The development of the DIT campus at Grangegorman will bring 10,000 students of a wide range of disciplines to one location for the first time by early 2020 and over the following three years almost all DIT activities will be based on the new campus. With full service campuses already embedded in their communities in Tallaght and Blanchardstown, the three physical centres of the new technological university will have innovation and research at their heart, actively engaged with partners in industry, enterprise and community organisations; nurturing talent and supporting regional and national development. A shared digital campus will provide a common technological platform and systems, enhancing communication and accessibility for students, staff, industry and community.

Like the traditional university sector, and other technological university consortia in other parts of Ireland, the technological university for Dublin – the name of which has yet to be decided – will play a significant role in attracting students to Ireland, enhancing the range of choice available to them.

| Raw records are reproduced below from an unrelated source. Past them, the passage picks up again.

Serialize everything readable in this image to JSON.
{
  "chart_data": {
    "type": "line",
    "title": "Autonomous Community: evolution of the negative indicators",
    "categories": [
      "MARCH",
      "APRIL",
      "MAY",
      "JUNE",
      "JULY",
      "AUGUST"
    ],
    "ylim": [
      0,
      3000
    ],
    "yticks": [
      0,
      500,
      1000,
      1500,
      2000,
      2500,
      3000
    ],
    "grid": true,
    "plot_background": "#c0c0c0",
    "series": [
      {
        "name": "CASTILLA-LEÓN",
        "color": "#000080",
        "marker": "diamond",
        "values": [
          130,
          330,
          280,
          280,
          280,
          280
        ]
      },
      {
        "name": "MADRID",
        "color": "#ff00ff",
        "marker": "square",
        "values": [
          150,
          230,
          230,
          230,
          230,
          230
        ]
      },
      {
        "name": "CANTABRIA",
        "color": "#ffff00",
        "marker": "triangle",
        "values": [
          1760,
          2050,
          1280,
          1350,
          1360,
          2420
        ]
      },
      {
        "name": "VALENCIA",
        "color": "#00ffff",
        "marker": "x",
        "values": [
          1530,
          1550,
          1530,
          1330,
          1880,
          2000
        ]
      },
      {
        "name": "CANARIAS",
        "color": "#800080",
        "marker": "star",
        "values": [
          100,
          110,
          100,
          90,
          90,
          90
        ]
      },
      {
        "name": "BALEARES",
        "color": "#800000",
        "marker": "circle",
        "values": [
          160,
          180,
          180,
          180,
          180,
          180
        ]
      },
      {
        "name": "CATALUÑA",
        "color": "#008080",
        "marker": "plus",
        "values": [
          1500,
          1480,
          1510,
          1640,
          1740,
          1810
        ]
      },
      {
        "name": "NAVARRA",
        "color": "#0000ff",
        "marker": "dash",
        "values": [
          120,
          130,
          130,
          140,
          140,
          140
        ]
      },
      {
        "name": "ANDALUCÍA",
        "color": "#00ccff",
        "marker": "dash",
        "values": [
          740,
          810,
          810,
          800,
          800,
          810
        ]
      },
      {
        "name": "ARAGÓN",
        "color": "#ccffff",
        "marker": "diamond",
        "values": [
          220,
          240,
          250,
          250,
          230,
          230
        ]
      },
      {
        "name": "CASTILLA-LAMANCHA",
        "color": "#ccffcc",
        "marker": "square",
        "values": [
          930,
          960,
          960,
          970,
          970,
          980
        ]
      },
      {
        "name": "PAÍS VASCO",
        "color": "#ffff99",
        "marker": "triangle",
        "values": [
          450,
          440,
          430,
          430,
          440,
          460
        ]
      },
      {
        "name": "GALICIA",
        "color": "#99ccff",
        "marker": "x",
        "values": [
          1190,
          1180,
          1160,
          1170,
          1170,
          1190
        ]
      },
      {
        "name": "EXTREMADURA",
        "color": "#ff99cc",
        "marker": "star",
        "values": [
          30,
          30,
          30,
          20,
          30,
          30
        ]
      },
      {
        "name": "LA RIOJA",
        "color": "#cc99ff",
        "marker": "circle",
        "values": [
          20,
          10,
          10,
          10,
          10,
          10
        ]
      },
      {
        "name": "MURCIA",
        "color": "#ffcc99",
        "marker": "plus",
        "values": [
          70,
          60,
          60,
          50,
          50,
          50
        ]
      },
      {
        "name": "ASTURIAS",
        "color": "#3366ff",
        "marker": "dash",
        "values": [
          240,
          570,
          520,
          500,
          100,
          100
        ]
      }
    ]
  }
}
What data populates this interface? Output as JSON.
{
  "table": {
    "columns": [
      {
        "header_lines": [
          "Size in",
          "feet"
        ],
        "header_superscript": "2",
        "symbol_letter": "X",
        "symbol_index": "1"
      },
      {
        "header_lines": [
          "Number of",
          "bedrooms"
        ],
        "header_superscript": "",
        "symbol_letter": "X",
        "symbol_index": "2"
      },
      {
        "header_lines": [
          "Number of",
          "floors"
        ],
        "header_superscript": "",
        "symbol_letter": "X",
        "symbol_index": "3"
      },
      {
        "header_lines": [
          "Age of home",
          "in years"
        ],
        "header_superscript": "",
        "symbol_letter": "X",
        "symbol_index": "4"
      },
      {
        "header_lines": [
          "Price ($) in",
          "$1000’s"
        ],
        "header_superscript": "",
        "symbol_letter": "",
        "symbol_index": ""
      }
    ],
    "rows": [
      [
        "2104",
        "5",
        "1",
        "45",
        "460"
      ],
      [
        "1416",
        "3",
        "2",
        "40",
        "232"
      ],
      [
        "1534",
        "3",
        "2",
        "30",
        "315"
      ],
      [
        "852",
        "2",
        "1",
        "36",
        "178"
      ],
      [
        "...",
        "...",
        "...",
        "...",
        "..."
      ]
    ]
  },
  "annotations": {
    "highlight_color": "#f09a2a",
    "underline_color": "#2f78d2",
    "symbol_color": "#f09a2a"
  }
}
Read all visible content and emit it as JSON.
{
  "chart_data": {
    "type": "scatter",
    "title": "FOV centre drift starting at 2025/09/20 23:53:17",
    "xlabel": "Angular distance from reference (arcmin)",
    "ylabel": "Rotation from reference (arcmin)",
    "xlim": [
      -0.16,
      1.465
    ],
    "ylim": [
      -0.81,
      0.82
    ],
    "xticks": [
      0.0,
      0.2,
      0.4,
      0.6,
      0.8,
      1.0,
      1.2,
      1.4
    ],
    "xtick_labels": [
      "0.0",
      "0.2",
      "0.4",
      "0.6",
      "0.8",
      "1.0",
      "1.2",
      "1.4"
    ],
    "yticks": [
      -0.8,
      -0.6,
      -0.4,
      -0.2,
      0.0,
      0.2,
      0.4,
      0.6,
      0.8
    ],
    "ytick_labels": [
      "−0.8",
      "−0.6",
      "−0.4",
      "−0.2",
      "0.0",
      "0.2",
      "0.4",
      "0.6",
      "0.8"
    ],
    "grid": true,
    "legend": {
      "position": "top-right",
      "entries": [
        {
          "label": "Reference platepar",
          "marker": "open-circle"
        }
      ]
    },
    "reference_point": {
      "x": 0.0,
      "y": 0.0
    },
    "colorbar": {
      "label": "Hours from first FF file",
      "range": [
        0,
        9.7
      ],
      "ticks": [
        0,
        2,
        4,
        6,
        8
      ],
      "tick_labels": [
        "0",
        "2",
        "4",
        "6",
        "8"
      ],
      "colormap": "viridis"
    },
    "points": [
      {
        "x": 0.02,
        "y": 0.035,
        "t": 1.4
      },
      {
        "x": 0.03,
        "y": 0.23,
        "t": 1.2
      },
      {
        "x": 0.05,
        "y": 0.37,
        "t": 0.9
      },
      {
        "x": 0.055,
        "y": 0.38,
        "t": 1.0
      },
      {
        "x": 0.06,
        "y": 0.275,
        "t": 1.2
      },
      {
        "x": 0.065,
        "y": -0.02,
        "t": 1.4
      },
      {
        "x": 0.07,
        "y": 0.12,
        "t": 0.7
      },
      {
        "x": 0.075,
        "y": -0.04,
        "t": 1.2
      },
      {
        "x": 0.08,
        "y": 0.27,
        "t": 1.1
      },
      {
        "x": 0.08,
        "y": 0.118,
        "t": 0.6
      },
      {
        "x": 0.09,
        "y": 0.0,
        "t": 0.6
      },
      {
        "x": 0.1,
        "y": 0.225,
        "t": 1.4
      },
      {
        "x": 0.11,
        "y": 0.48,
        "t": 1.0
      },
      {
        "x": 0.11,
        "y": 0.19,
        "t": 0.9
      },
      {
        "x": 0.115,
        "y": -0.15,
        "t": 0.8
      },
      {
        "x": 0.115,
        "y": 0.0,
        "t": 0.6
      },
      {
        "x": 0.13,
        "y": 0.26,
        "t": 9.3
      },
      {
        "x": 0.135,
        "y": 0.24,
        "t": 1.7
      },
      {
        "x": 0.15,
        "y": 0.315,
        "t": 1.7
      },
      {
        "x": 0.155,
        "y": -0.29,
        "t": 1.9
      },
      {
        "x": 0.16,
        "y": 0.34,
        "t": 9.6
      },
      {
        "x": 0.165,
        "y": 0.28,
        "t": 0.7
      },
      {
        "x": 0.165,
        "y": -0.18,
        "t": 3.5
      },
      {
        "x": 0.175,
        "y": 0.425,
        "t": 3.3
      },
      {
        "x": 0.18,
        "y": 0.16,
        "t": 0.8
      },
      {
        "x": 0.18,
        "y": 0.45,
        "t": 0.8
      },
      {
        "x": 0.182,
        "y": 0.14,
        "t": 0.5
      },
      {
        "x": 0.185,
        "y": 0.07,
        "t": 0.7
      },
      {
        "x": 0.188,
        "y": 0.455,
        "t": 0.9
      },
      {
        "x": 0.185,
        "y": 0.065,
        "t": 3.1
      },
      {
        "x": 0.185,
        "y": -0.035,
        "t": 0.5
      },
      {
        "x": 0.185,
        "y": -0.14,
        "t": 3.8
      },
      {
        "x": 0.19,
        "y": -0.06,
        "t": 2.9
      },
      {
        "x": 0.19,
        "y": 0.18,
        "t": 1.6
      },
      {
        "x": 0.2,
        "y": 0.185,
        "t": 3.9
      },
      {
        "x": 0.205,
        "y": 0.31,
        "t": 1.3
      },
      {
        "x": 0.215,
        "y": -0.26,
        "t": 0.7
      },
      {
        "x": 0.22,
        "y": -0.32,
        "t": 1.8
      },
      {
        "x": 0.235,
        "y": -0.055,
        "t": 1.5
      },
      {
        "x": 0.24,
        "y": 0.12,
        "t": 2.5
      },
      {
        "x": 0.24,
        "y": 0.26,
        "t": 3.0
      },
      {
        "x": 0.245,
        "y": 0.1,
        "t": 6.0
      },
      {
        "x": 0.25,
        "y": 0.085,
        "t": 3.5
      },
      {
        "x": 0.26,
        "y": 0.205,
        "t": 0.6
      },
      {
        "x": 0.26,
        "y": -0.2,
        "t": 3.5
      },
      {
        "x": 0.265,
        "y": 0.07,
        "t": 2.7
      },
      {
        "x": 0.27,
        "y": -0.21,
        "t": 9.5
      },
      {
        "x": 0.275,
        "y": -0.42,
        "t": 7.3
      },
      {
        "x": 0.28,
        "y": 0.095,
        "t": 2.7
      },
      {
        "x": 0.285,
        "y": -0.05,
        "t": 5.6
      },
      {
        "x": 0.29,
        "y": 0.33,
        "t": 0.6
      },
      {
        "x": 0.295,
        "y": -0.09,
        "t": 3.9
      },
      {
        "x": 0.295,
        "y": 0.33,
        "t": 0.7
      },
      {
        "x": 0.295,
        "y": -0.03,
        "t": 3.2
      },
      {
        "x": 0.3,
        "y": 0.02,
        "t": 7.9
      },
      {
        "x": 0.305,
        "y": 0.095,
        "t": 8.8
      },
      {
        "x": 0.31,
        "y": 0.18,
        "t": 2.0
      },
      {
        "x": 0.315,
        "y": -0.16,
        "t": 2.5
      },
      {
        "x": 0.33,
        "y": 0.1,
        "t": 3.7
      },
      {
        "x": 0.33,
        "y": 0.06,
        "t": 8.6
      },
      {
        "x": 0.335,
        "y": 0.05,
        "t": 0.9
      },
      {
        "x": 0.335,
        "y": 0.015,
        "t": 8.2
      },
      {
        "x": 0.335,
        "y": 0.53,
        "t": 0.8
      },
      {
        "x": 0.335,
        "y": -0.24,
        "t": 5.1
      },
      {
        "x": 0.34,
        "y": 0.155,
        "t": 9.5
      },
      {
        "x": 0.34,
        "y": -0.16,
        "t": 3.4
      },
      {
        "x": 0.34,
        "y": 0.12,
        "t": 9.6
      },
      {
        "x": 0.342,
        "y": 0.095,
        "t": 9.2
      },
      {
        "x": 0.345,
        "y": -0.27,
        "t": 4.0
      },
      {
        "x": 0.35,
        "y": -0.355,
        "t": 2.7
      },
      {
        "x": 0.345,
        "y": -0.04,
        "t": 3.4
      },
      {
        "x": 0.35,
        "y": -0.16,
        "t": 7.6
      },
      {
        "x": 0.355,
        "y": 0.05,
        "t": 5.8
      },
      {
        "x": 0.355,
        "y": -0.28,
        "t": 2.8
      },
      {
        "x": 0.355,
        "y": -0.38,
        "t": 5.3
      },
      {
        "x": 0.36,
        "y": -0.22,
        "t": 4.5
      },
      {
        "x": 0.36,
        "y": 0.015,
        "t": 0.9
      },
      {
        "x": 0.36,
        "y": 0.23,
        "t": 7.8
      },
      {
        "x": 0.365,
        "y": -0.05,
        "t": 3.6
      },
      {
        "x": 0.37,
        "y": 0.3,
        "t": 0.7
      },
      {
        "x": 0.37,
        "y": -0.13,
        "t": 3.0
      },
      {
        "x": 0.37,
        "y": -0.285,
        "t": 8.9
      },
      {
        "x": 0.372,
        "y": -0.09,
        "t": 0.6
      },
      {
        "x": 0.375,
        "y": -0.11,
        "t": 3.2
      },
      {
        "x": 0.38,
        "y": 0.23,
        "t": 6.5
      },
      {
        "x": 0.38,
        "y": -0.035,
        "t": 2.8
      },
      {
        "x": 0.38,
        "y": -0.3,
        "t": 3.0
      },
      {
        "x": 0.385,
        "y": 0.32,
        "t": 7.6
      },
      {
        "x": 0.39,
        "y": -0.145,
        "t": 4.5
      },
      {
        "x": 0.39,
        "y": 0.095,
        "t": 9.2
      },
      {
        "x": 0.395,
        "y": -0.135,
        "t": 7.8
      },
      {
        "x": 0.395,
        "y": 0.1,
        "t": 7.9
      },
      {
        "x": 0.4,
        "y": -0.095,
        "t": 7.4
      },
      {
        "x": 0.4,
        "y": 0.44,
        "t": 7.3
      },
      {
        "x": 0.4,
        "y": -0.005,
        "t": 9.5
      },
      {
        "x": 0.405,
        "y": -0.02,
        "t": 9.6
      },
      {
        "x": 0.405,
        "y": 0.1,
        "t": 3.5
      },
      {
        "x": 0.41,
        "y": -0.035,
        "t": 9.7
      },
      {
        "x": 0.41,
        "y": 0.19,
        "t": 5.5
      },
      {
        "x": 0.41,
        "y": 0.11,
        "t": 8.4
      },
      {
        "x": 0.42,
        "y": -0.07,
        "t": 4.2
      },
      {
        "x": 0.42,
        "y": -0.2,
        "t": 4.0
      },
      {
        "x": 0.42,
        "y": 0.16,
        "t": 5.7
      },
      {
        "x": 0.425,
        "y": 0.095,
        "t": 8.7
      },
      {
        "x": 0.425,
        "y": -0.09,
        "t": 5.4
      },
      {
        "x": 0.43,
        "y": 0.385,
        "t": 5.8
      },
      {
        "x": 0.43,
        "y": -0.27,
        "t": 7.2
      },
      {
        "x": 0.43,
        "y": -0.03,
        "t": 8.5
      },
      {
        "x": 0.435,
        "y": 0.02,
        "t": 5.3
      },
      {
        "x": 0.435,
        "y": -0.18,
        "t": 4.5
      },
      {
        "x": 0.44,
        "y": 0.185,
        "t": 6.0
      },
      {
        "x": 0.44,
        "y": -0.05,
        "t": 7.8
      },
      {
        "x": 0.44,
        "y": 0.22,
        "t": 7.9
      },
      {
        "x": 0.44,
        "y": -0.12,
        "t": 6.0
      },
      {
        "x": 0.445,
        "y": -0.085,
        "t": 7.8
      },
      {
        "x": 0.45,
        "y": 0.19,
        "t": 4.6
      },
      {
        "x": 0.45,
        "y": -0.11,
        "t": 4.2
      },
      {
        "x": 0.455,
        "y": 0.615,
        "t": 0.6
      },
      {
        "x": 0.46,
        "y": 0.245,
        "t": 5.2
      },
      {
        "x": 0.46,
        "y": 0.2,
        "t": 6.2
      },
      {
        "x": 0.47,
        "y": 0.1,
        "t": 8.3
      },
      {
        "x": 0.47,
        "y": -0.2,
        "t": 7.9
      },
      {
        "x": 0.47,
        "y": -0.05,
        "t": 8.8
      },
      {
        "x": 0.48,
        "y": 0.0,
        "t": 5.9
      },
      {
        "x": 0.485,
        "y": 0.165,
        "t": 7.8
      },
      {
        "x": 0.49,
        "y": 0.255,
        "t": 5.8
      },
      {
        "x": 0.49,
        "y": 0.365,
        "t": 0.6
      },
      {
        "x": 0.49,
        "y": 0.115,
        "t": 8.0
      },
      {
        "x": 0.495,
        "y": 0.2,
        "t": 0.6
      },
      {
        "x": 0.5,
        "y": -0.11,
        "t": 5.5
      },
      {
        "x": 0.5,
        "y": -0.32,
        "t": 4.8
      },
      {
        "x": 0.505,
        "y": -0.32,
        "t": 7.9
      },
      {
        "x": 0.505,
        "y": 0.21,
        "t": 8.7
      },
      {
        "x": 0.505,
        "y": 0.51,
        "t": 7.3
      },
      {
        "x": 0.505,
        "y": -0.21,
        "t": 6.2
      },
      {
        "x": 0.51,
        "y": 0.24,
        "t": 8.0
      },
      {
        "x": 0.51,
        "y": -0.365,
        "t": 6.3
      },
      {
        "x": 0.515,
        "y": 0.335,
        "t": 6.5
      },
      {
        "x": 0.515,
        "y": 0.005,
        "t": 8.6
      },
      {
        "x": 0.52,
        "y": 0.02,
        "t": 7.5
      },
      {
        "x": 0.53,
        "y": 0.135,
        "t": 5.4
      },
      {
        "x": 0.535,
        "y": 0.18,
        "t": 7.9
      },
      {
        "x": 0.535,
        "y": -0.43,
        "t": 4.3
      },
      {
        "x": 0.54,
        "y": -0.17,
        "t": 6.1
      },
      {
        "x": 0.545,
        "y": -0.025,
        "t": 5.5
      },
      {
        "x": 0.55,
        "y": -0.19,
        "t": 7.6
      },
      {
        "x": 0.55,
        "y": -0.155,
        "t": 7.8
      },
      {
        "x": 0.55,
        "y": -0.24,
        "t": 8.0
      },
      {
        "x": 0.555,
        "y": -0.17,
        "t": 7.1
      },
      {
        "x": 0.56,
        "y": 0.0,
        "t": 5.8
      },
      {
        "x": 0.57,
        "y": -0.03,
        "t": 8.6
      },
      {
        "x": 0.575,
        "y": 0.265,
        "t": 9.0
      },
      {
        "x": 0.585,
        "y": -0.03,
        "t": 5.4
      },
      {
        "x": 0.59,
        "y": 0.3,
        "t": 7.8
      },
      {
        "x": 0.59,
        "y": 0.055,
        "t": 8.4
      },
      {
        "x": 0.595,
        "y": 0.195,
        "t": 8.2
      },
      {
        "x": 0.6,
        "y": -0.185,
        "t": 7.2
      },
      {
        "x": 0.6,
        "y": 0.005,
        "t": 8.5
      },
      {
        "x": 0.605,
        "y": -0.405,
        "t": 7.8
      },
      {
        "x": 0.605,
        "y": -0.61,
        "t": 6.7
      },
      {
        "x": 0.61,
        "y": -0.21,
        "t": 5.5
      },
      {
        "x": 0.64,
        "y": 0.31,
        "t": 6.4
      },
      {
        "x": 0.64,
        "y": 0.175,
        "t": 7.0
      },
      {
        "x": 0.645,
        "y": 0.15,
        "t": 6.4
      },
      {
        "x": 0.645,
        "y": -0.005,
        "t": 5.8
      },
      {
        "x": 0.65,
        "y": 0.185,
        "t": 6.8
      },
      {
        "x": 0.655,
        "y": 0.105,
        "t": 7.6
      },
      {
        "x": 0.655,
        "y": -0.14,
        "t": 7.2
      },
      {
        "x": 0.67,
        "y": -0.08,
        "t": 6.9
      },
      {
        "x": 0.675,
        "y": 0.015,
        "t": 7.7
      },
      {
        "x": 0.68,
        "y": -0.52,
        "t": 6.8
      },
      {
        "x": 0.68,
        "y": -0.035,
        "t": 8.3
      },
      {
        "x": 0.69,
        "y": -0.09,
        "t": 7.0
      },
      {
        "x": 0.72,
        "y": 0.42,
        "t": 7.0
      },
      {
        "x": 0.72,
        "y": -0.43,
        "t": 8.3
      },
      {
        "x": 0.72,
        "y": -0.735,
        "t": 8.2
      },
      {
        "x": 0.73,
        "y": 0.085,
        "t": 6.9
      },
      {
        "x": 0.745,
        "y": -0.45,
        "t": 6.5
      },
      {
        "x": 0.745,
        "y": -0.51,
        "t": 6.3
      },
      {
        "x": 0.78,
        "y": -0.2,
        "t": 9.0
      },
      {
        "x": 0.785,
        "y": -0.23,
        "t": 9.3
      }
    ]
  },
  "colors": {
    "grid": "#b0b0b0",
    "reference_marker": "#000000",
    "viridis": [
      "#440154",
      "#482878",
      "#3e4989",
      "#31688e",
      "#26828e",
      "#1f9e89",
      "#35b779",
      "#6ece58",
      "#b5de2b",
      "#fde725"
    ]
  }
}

It will provide important research opportunities, as well as opportunities for industry and enterprise to engage with higher education across a broad range of activity.

The success of the new institution will be of vital importance to its students and graduates, its staff and its partners. But this is also a national enterprise and it is vital for Ireland that it succeeds. It is therefore absolutely critical that support for the concept of a technological university is unequivocal; that there is a real understanding of what it stands for; that it complements existing institutions; and occupies a unique space in our higher education eco-system.

Let us be open-minded: let us learn from those countries where technological universities have added so much value – educationally, culturally and economically – and let us believe in the strategy for the future of higher education in Ireland.